O Globo
Direita quer conseguir a adesão dos Estados
Unidos para o combate ao que chamam de “narcoterrorismo”.
A insistência da direita em classificar de “terrorismo” as ações do crime organizado no país tem seu lado eleitoreiro, mas inclui também uma visão estratégica que parece inteligente até que seja revelada estúpida. Trata-se de conseguir a adesão dos Estados Unidos para o combate ao que chamam de “narcoterrorismo”. É o mesmo que pretendiam com os militares, em nível interno, com a decretação da Garantia da Lei e da Ordem (GLO) depois da baderna golpista de janeiro de 2023 na Praça dos Três Poderes, em Brasília. Ou com a atuação de Eduardo Bolsonaro nos Estados Unidos, que culminou com o tarifaço contra a economia brasileira, em busca da proteção a Bolsonaro por Trump, como queriam.
Procuram brechas legais para justificar uma
intervenção que, imaginam, os beneficiaria. Se não fosse assim, o que o
governador do Rio, Cláudio Castro, ganha em insinuar ajuda do governo americano
no combate às drogas? O exemplo que dão é a Colômbia, mas, naquele caso, houve
um acordo oficial entre os governos dos Estados Unidos e da Colômbia, e havia
explicação técnica para a intervenção americana. As Farc, grupo terrorista que
atuava naquele país, se financiava com o dinheiro do tráfico de drogas, num
movimento de retroalimentação que juntava o terror com o tráfico.
Embora as facções criminosas brasileiras
tenham nascido de uma estranha combinação aleatória entre guerrilheiros
políticos brasileiros presos na Ilha Grande e traficantes, as táticas
eventualmente aprendidas e a organização da ação foram o que restou da
influência política, e um lema populista “Paz, justiça e liberdade”, em desuso
há muito tempo. Não há nenhum vínculo político, religioso, dogmático que
justifique a ação de nossos pretensos terroristas, a não ser ganhar dinheiro
com atividades ilegais, sejam elas quais forem: drogas de vários tipos, jogos
de azar, “gatonet”, construções ilegais e assim por diante.
A questão da segurança pública já deveria ser
tratada como prioritária há muito tempo — e não foi por estratégias políticas
rasas. Vários governos, de esquerda ou direita, passaram pelo problema e
fingiram que não era com eles. Jogaram para cima dos governos estaduais,
alegando que assim cumpriam a Constituição. Mas não queriam mesmo é estar
próximos de um possível fracasso no combate ao crime organizado. Perdemos, com
isso, um tempo enorme. Não fizemos uma legislação adequada, permitimos que as
facções criminosas se fortalecessem e se espalhassem pelo país, dominando
territórios; não punimos rigorosamente os envolvidos no tráfico de drogas, de
armamentos; deixamos que eles se infiltrassem na política, no Judiciário e em
órgãos públicos.
Agora, temos de tentar recuperar o atraso,
com uma ação muito mais ampla do que simplesmente invadir comunidades. No
Complexo do Alemão, vimos a cena histórica dos traficantes fugindo, e a polícia
colocando uma bandeira nacional. Em todos os locais, os bandidos voltaram,
continuam dominado os mesmos territórios.

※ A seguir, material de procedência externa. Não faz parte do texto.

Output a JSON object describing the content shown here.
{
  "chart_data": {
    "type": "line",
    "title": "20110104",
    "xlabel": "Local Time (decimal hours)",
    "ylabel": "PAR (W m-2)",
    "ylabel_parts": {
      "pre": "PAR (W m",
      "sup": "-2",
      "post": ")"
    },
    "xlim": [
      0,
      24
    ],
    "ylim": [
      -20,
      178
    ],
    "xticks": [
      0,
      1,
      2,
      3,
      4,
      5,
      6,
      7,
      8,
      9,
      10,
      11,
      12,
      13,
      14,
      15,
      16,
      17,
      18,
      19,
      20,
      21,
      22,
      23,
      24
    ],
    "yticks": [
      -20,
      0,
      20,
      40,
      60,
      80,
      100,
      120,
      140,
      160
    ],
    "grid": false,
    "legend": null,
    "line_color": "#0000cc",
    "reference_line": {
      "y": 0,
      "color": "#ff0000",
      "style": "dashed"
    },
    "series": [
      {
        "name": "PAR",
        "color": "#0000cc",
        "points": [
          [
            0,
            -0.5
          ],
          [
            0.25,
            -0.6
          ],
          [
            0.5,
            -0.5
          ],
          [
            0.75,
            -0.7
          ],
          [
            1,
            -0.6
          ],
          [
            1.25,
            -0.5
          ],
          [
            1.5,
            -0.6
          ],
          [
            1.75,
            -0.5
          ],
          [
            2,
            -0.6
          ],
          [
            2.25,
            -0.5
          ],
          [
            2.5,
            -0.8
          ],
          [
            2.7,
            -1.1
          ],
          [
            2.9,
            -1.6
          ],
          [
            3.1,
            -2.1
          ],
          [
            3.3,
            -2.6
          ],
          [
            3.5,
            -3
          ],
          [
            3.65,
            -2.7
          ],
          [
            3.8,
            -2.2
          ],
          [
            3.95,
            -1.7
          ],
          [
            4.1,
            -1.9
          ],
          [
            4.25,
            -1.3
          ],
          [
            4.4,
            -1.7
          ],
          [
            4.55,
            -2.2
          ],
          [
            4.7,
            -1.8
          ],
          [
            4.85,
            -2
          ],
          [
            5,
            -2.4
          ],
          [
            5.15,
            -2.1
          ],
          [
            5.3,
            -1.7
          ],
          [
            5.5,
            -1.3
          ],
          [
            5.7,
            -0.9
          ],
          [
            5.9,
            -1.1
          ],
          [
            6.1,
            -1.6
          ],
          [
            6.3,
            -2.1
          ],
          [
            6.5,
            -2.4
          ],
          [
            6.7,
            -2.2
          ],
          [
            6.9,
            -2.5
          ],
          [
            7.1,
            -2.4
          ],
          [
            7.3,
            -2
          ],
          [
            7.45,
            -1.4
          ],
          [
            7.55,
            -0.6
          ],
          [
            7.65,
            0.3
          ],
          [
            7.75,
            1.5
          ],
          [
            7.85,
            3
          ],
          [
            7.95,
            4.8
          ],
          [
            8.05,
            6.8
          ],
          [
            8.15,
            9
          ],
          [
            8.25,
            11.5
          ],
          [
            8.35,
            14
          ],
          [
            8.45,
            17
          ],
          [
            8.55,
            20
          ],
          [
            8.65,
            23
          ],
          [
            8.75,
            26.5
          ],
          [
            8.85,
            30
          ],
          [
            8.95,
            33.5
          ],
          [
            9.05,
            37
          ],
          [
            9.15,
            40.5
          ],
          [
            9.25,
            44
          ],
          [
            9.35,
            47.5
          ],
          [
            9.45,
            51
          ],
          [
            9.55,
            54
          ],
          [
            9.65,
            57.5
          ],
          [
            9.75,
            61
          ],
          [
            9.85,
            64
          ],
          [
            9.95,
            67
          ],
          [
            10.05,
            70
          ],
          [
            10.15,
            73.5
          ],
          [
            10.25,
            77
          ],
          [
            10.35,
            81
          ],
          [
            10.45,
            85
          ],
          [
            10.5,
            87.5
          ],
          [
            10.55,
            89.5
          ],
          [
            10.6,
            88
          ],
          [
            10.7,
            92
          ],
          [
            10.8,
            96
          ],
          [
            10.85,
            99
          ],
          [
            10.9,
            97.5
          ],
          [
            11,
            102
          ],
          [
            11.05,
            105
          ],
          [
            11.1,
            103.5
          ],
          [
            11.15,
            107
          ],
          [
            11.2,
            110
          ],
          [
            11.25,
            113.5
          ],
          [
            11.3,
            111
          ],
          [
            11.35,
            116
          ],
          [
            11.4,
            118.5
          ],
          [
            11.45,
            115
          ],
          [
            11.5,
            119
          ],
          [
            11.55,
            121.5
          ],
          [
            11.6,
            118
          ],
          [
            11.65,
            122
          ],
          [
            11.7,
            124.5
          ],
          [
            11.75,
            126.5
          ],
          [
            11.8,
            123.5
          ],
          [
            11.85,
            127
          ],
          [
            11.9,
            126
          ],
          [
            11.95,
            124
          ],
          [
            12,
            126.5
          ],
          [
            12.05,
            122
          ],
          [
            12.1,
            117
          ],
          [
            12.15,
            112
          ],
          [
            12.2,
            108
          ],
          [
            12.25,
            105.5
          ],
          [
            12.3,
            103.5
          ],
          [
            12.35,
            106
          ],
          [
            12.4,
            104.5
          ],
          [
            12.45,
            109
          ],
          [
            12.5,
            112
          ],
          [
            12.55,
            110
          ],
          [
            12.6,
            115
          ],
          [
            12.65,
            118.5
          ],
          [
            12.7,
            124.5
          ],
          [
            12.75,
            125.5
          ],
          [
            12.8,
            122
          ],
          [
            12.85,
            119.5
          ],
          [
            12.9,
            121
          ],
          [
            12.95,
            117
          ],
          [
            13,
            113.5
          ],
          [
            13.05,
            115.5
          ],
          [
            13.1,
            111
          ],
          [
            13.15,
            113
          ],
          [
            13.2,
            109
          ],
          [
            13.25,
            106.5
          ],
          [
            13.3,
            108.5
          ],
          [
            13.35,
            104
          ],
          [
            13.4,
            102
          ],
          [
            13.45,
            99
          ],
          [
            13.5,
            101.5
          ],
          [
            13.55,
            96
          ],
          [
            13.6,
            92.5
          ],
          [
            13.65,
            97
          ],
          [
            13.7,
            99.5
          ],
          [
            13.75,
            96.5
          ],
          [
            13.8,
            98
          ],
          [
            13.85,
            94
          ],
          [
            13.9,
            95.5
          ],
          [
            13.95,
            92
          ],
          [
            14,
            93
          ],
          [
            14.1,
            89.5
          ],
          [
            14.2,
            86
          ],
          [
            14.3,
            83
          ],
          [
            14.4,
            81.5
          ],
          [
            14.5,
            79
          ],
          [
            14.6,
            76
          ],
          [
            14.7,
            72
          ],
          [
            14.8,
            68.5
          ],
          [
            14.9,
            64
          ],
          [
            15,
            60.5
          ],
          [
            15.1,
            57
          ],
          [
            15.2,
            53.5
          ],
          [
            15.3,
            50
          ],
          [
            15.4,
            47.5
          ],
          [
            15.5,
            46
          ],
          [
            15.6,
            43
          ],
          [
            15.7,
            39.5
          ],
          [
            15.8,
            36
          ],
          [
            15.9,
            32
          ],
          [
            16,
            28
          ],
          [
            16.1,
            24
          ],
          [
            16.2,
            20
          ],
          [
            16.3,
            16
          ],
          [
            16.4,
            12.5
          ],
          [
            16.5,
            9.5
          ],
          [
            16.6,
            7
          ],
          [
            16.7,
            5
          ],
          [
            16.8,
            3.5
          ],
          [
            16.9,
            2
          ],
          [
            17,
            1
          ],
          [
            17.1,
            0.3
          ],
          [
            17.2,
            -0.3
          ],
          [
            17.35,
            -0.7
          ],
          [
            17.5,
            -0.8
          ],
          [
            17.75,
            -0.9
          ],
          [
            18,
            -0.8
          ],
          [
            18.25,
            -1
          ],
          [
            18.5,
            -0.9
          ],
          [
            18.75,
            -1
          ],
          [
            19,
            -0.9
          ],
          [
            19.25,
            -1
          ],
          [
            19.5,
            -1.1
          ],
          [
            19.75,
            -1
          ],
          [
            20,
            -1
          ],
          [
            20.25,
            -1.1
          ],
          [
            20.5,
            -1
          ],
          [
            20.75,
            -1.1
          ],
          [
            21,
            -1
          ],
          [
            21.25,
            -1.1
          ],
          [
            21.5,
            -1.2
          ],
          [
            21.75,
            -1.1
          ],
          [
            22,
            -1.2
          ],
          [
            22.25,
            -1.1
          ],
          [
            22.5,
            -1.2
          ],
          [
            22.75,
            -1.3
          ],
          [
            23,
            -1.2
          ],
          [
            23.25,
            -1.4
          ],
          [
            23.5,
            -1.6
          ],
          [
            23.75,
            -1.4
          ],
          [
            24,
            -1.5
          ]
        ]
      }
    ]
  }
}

Temos de fazer uma reformulação completa na
legislação criminal. Não pode haver progressão de regime penal para criminoso
perigoso envolvido em ações letais; o tratamento com os criminosos precisa ter
proporção. Perdemos tempo com uma política de complacência com o crime,
atribuindo tudo à injustiça da sociedade brasileira — o que é verdade, a
desigualdade prejudica a cidadania e faz com que algumas pessoas procurem um
caminho aparentemente mais fácil para subir na vida.
Mas não é matando que se resolve, embora
confrontos armados sejam inevitáveis. Resolve-se com legislação rigorosa, ação
de inteligência, informação sobre quem financia os crimes, exemplos vindos de
cima, prisão dos financiadores. Tem havido alguns avanços recentemente, mas as
ações precisam ser coordenadas. Os governadores fazem politicagem quando
rejeitam a coordenação do governo federal. Alguém tem de coordenar. Afinal
descobrimos que deixamos o problema se tornar muito maior no país todo — e
teremos de atuar mais rigorosa e organizadamente.